Next, description will now be made in relation to a selecting process of the compressing scheme according to the first modification and the second modification with reference to the flow diagram (Steps S16 to S20) of FIG. 29.

The transfer IF 21 of the memory controller 2 reads an attribute from the TLB 201 (Step S16). The attributes to be read may be, for example, f=compression flag and s=statistic register number.

The transfer IF 21 determines whether f is a valid value (Step S17).

If f is a valid value (see YES route of Step S17), the transfer IF 21 reads the common bit from the statistic information and sets n=bit number (Step S18). Then, the process proceeds to Step S20.

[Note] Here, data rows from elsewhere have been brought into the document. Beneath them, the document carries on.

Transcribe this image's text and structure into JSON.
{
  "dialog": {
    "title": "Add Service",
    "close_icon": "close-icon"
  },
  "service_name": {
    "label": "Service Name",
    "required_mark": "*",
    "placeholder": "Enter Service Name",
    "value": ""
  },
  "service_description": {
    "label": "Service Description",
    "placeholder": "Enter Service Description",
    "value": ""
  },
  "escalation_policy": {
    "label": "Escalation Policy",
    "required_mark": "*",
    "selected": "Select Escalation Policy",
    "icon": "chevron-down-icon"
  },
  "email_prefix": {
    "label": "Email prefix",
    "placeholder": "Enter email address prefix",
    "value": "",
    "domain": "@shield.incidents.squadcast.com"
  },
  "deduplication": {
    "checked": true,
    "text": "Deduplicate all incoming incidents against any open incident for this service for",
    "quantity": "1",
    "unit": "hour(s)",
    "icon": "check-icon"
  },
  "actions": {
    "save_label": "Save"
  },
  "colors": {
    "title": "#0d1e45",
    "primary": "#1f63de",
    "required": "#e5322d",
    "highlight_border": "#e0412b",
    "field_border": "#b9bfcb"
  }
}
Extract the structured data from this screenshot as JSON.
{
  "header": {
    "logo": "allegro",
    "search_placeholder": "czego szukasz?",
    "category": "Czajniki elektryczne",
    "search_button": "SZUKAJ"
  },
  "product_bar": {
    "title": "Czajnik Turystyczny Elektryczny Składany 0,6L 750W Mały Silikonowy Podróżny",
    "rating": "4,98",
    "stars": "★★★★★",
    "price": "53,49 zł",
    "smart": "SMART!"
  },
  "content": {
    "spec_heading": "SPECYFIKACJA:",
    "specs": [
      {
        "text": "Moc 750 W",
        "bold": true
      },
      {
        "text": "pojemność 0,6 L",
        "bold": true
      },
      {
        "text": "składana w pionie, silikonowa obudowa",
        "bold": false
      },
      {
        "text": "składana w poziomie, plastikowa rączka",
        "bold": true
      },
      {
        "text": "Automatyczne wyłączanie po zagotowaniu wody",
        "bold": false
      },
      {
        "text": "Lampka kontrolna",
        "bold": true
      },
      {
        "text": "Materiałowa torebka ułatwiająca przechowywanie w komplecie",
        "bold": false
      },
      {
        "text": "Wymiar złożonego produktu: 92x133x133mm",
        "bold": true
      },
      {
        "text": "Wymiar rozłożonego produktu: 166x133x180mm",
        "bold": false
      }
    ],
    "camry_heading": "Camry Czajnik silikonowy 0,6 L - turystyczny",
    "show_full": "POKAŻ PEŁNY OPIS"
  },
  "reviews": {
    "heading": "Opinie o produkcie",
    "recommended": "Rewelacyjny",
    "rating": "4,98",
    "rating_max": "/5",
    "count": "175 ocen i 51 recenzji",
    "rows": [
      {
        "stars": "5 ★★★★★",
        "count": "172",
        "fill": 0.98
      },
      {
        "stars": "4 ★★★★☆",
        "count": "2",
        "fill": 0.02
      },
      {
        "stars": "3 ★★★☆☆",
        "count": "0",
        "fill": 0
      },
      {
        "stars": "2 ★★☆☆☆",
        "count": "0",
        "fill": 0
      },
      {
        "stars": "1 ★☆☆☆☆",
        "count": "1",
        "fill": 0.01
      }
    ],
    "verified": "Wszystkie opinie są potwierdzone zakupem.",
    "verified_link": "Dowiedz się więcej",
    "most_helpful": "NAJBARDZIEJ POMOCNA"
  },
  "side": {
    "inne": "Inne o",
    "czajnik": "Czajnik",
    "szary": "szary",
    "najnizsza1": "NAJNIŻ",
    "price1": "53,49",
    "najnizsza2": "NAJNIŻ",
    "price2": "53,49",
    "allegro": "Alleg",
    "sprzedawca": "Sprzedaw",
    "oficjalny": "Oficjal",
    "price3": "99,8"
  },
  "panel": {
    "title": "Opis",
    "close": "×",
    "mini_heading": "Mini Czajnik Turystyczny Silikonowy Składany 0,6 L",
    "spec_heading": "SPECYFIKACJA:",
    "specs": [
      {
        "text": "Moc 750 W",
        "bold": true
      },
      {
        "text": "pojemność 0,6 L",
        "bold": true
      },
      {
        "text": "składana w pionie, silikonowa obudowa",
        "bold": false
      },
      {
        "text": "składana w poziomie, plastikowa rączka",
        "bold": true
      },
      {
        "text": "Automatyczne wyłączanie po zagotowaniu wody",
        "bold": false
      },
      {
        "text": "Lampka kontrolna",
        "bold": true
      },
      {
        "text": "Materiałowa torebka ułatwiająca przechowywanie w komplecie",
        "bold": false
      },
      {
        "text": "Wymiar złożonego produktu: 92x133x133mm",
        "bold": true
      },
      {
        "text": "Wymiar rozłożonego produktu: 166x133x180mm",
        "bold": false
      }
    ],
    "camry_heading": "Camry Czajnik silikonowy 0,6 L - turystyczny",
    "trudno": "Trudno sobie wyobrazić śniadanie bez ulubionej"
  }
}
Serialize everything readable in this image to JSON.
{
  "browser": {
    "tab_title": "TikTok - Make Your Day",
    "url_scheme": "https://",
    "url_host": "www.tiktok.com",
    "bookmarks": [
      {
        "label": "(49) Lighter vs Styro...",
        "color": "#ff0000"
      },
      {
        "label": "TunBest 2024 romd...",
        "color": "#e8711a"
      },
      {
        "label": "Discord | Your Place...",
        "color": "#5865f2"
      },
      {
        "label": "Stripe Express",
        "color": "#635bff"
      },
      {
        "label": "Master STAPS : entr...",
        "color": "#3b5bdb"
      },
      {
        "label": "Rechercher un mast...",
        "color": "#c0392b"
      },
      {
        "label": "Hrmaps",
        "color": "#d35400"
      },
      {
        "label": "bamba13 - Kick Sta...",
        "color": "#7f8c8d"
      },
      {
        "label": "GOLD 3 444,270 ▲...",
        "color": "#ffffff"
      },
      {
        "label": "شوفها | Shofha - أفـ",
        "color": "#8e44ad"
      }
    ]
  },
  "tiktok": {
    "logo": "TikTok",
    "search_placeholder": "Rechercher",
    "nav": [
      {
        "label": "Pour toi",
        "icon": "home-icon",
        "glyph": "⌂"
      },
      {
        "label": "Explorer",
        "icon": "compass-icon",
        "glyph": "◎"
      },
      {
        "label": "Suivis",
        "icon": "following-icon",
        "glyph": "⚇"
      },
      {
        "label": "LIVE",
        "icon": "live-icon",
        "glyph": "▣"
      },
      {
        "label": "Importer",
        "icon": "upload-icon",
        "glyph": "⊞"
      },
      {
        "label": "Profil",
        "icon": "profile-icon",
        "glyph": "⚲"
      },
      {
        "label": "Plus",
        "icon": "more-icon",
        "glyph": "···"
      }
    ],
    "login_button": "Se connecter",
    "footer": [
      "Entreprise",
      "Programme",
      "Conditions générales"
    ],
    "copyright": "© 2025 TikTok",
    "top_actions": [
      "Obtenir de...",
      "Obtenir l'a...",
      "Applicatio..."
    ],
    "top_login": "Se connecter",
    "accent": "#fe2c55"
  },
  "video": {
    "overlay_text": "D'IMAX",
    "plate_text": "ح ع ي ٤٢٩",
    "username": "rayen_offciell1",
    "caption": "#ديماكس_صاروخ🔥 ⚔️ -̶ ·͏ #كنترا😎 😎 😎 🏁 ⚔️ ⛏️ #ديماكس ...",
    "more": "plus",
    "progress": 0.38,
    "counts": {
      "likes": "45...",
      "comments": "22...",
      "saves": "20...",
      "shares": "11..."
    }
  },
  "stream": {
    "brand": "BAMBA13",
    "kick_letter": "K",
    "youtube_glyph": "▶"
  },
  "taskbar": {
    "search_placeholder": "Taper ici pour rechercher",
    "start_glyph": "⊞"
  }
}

On the other hand, if f is not a valid value (see NO route in Step S17), the transfer IF 21 sets n=0 (Step S19).

The transfer IF 21 returns the f and n (Step S20). Then, the selecting process of the compressing scheme according to the first modification, and the second modification ends.

Next, description will now be made in relation to a selecting process of a compressing scheme according to the embodiment, the first modification, and the second modification with reference to a flow diagram (Steps S101 to S109) of FIG. 30.

The transfer IF 21 of the memory controller 2 reads the attributes from the TLB 201 (Step S101). The attributes to be read may be, for example, t=threshold, i=threshold register number, and f0=compression flag #0, and f1=compression flag #1.

The transfer IF 21 sets the value “i” of the threshold register 22 in the variable x (Step S102).

The transfer IF 21 determines whether a relationship x<t is satisfied (Step S103).

If the relationship x<t is satisfied (see YES route of Step S103), the transfer IF 21 returns a f=f0 (Step S104). Then, the process proceeds to Step S106.

On the other hand, if a relationship x≥t is satisfied (see NO route of Step S103), the transfer IF 21 returns f=f1 (Step S105).

The transfer IF 21 determines whether f==10 or f==f1 (Step S106).

If f==10 or f==11 (see YES route in Step S106), the transfer IF 21 reads the common bits from the statistic information and sets n=bit number (Step S107). Then, the process proceeds to Step S109.

On the other hand, if neither f==10 nor f==11 is satisfied (see NO route in Step S106), the transfer IF 21 sets n=0 (Step S108).

The transfer IF 21 returns f and n (Step S109). Then, the selecting process of the compressing scheme according to the embodiment, the first modification, and the second modification ends.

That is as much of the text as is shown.